Les salaires des patrons repartent à la hausse et causent la polémique dans certains cas. Le marché du recrutement est en pleine surchauffe.
Une augmentation de 569% pour le patron d'Apple, +65% pour celui de Goldman Sachs, -8% pour celui de Bank of America: le revenu médian des directeurs généraux des 100 plus grosses entreprises américaines a augmenté de 31% en 2021, selon une étude du cabinet Equilar diffusée lundi.
Entre les salaires, les primes et les stock-options, leurs revenus médians avaient reculé de 2% en 2020, année où avait éclaté la pandémie, rappelle le cabinet. En 2021, ces 100 patrons ont gagné 20 millions de dollars en moyenne, le plus cher payé étant le directeur général d'Intel Patrick Gelsinger (178 millions de dollars), détaille Equilar. Il est suivi de Tim Cook d'Apple (99 millions), de Hock Tan de Broadcom (61 millions) et de Satya Nadella de Microsoft (50 millions).
Cette envolée des salaires n'est pas une réalité qu'aux États-Unis. En Europe également, certaines rémunérations défraient la chronique. Celle de Carlos Tavares publiée en fin de semaine dernière a même fait réagir les candidats aux élections présidentielles en France. Emmanuel Macron s'est déclaré choqué par les quelque 19 millions d'euros de rémunération versés au patron de Stellantis. Même réaction du côté de sa rivale Marine Le Pen.
Mais le salaire global de Tavares n'est encore qu'une paille par rapport à celui du CEO d'Universal Music Group. Lucian Grainge a touché près de 274 millions d'euros en 2021, du fait notamment des primes versées à l'occasion de l'entrée en bourse de la filiale de Vivendi l'an dernier.
Effet de rattrapage
Dérive, flambée des prix ou simple rattrapage? "Il ne fait pas oublier qu'en 2020, beaucoup de patrons on fait une croix sur leur rémunération variable notamment, tout comme les actionnaires avaient renoncé à leur dividende à cause de la crise sanitaire", rappelle Sandra Gobert, Executive Director de Guberna. Entretemps, la reprise économique à la faveur de l'extinction progressive du coronavirus est passée par là et a relancé la machine des rémunérations.
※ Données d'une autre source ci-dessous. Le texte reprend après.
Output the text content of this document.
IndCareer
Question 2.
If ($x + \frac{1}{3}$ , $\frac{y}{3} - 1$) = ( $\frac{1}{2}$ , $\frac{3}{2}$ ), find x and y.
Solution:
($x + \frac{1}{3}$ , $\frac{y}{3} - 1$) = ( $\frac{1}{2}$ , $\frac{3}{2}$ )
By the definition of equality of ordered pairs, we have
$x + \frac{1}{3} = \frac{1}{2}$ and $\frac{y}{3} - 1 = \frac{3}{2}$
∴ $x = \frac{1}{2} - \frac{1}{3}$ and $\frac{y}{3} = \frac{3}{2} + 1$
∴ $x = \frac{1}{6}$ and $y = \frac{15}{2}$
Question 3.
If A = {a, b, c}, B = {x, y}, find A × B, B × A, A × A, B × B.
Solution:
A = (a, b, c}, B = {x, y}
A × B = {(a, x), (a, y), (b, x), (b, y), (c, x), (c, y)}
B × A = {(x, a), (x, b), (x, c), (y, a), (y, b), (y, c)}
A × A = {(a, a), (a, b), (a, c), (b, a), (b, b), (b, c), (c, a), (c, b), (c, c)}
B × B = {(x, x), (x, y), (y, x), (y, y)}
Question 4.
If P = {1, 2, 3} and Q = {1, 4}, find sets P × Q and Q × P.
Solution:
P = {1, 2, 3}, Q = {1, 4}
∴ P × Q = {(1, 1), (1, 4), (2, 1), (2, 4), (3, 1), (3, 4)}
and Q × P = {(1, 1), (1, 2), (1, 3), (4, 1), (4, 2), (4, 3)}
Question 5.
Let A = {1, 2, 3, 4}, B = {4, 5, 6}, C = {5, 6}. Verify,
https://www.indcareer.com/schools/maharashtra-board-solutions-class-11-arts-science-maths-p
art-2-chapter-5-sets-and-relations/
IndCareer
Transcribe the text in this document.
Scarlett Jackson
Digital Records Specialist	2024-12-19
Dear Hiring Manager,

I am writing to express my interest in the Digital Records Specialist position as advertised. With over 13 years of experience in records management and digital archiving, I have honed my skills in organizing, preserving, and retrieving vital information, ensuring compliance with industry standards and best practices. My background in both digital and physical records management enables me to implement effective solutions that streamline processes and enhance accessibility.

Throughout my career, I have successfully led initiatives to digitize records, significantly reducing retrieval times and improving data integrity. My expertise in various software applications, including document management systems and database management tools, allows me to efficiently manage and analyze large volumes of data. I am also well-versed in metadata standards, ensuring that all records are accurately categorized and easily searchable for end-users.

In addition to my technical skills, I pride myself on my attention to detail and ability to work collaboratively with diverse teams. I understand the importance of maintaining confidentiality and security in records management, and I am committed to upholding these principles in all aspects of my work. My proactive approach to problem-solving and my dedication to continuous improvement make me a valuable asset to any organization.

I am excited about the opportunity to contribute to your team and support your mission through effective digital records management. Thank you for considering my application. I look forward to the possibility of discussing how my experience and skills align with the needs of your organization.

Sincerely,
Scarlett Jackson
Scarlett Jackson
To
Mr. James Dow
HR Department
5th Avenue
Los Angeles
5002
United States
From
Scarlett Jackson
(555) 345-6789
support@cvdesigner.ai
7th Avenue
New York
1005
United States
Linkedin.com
"Mais les politiques de rémunération n'ont pas changé depuis", affirme encore la directrice de l'institut des administrateurs. "Et tant qu'elle reste cohérente par rapport à la rémunération globale de l'entreprise et qu'elle est en ligne avec une politique de création de valeur durable pour l'entreprise, il n'y a rien à y redire du point de vue de la gouvernance des entreprises."
On assiste donc davantage à un effet de rattrapage plutôt qu'à une flambée des prix, hormis quelques cas exceptionnels liés à des performances ou des boni particuliers. En Belgique, la rémunération moyenne les patrons du Bel20 s'élève à 2,74 millions d’euros, ce qui représente une hausse de 3,7% par rapport à 2020, si l'on fait abstraction du salaire global de Michel Doukeris, le nouveau patron d'ABInbev qui tire la moyenne vers le haut.
Surchauffe du recrutement
Mais il n'empêche, le marché du recrutement est clairement en phase de surchauffe actuellement. "Bon nombre de missions de recrutement pour des fonctions exécutives avaient été mises au frigo en 2020 et 21021. Elles en sortent aujourd'hui", reconnait un recruteur spécialisé dans l'IT. "Et par ailleurs, dans la foulée de cette crise sanitaire, beaucoup de gens se sont remis en cause, par rapport leur employeur ou par rapport à leur vie professionnelle. Cela crée un appel d'air sur le marché et des vides à combler. Le marché n'avait plus connu une telle situation depuis la fièvre du 'dot.com'."
Résultat, les cabinets de recrutement font la chasse aux meilleurs éléments. "Certains ne répondent même plus à nos appels et ceux qui le font ont plusieurs propositions sur la table", témoigne-t-il. Du coup, les entreprises sont prêtes à délier les cordons de la bourse pour garder leurs cerveaux. Et ce n'est pas seulement vrai pour les grands patrons, mais aussi pour les métiers en pénurie.
- Les salaires des grands patrons semblent repartir à la hausse.
- Il s'agit surtout d'un effet de rattrapage après les "privations" de 2020.
- Mais les entreprises sont prêtes à payer plus les managers les plus demandés, particulièrement dans les métiers en pénurie.